Sie möchten in Ihrem Verein inklusives Segeln anbieten? Dafür müssen Sie nicht gleich im ersten Schritt spezielle Boote kaufen. Sie können auch vereinseigene Trainingsboote relativ kostengünstig und einfach umbauen beziehungsweise anpassen. Viele Adaptionen sind vorübergehend, sie können also auch zurück gebaut werden.

Für adaptive Umbauten eignen sich besonders gut offene Kielboote, Kieljollen sowie stabile Katamarane oder Trimarane (z. B. Weta). Häufig erfordern die Bedürfnisse der Segelnden ein kentersicheres Boot. Es kann aber in Abhängigkeit von den Fähigkeiten der Sportlerinnen und Sportler durchaus Ausnahmen geben.

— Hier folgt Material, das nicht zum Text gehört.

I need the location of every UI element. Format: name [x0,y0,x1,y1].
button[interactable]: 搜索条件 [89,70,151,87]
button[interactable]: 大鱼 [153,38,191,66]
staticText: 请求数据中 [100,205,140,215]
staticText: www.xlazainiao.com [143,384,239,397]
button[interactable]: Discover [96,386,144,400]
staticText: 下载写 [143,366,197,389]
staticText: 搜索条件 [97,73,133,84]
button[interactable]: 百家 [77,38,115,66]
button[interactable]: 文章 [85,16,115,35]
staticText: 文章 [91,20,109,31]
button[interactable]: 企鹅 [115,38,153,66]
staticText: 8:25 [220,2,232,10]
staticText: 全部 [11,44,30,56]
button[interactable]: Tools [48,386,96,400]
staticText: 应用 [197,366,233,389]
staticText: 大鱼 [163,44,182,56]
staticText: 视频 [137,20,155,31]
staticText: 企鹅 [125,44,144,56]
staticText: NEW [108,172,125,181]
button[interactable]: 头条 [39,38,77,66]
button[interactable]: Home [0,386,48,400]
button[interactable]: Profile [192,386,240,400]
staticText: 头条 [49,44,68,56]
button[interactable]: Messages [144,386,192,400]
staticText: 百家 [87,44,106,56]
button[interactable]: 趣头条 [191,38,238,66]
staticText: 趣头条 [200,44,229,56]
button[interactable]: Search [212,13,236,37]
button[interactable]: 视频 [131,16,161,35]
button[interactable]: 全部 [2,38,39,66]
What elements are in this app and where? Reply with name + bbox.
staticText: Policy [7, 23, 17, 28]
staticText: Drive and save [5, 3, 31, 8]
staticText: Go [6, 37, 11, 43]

Adaptionen können Einschränkungen von Menschen in den Funktionsbereichen Mobilität, Stabilität, Handfunktion, Sehfähigkeit ausgleichen. Wir geben Ihnen hier einen ersten Überblick über eher unkomplizierte Anpassungsmöglichkeiten und orientieren uns dabei an Beispielen von Behinderungen – ohne, dass wir hier alle Einschränkungen erwähnen können.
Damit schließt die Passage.